Collaborative, considerate, intentional, caring – and that’s all without even addressing the ability to draw up plays, teach skills, or make the on-court decisions that lead to wins. It can be a bit daunting, even for the most successful and experienced coaches, when they think about all the job entails.
“In the end, though, it’s about consistency,” says Ferenz. “My players need to know what to expect of me and that applies no matter your style.”
Rogers agrees, “If the players know me and I provide consistency, they know what I’m going to say and do, because they understand who I am. If I call the first timeout in a game, they know they’re not doing what they’re supposed to; they know what I’m going to say and how to adjust before I say anything.”
To bring things full circle, coaching is a people profession. It’s about knowing who your players are and what they need to succeed. Brown succeeded his father, Charles, at New Jersey City who coached 25 seasons and never had a losing record with the Gothic Knights.
“My dad told me, when I took over this program, how emotionally invested I would get in the guys and I laughed at him. I told him I’m not a social worker; I’m here to coach basketball. But of course he was so right. You form a bond with these guys that is so long lasting.”

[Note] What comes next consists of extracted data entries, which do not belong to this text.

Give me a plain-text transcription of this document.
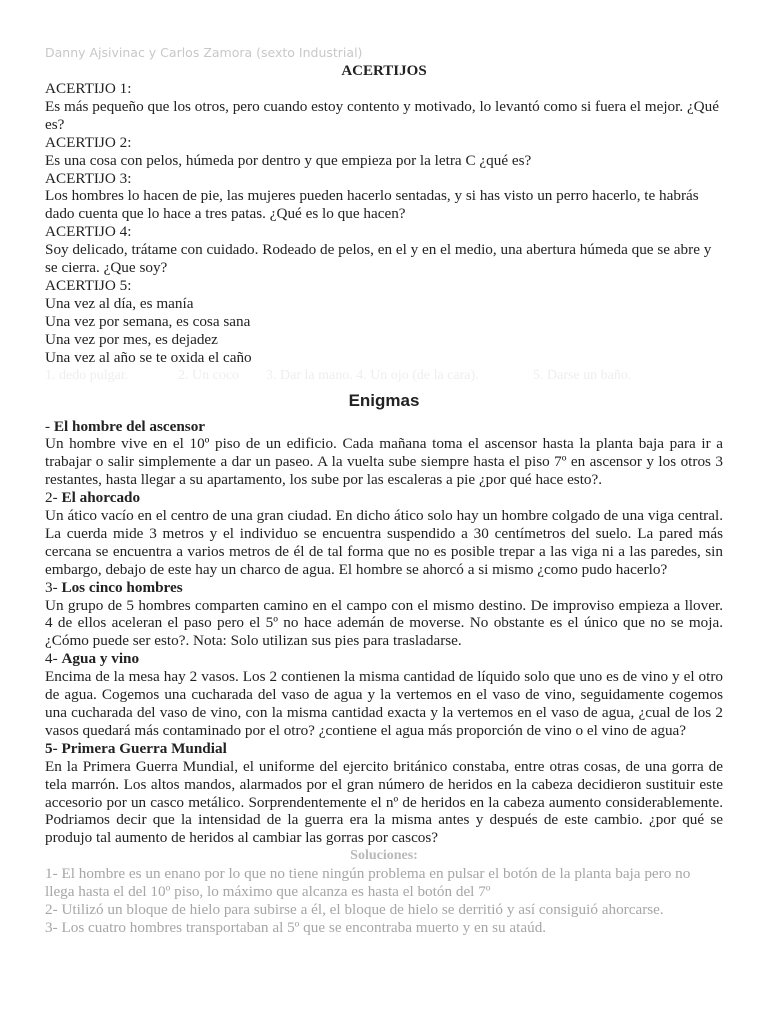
Danny Ajsivinac y Carlos Zamora (sexto Industrial)
ACERTIJOS

ACERTIJO 1:

Es más pequeño que los otros, pero cuando estoy contento y motivado, lo levantó como si fuera el mejor. ¿Qué es?

ACERTIJO 2:

Es una cosa con pelos, húmeda por dentro y que empieza por la letra C ¿qué es?

ACERTIJO 3:

Los hombres lo hacen de pie, las mujeres pueden hacerlo sentadas, y si has visto un perro hacerlo, te habrás dado cuenta que lo hace a tres patas. ¿Qué es lo que hacen?

ACERTIJO 4:

Soy delicado, trátame con cuidado. Rodeado de pelos, en el y en el medio, una abertura húmeda que se abre y se cierra. ¿Que soy?

ACERTIJO 5:

Una vez al día, es manía

Una vez por semana, es cosa sana

Una vez por mes, es dejadez

Una vez al año se te oxida el caño

1. dedo pulgar.	2. Un coco	3. Dar la mano. 4. Un ojo (de la cara).	5. Darse un baño.
Enigmas

- El hombre del ascensor

Un hombre vive en el 10º piso de un edificio. Cada mañana toma el ascensor hasta la planta baja para ir a trabajar o salir simplemente a dar un paseo. A la vuelta sube siempre hasta el piso 7º en ascensor y los otros 3 restantes, hasta llegar a su apartamento, los sube por las escaleras a pie ¿por qué hace esto?.

2- El ahorcado

Un ático vacío en el centro de una gran ciudad. En dicho ático solo hay un hombre colgado de una viga central. La cuerda mide 3 metros y el individuo se encuentra suspendido a 30 centímetros del suelo. La pared más cercana se encuentra a varios metros de él de tal forma que no es posible trepar a las viga ni a las paredes, sin embargo, debajo de este hay un charco de agua. El hombre se ahorcó a si mismo ¿como pudo hacerlo?

3- Los cinco hombres

Un grupo de 5 hombres comparten camino en el campo con el mismo destino. De improviso empieza a llover. 4 de ellos aceleran el paso pero el 5º no hace ademán de moverse. No obstante es el único que no se moja. ¿Cómo puede ser esto?. Nota: Solo utilizan sus pies para trasladarse.

4- Agua y vino

Encima de la mesa hay 2 vasos. Los 2 contienen la misma cantidad de líquido solo que uno es de vino y el otro de agua. Cogemos una cucharada del vaso de agua y la vertemos en el vaso de vino, seguidamente cogemos una cucharada del vaso de vino, con la misma cantidad exacta y la vertemos en el vaso de agua, ¿cual de los 2 vasos quedará más contaminado por el otro? ¿contiene el agua más proporción de vino o el vino de agua?

5- Primera Guerra Mundial

En la Primera Guerra Mundial, el uniforme del ejercito británico constaba, entre otras cosas, de una gorra de tela marrón. Los altos mandos, alarmados por el gran número de heridos en la cabeza decidieron sustituir este accesorio por un casco metálico. Sorprendentemente el nº de heridos en la cabeza aumento considerablemente. Podriamos decir que la intensidad de la guerra era la misma antes y después de este cambio. ¿por qué se produjo tal aumento de heridos al cambiar las gorras por cascos?

Soluciones:

1- El hombre es un enano por lo que no tiene ningún problema en pulsar el botón de la planta baja pero no llega hasta el del 10º piso, lo máximo que alcanza es hasta el botón del 7º

2- Utilizó un bloque de hielo para subirse a él, el bloque de hielo se derritió y así consiguió ahorcarse.

3- Los cuatro hombres transportaban al 5º que se encontraba muerto y en su ataúd.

I asked the coaches what a successful season looked like from an overall perspective and Scranton women’s coach Trevor Woodruff summed it up really well: “It’s unlikely all your players are ever going to walk away loving everything about you as a coach, but if they walk away feeling like I worked hard for them, showed up every day prepared, and gave my best for them – that we got the best out of each other – you can feel real success in that.”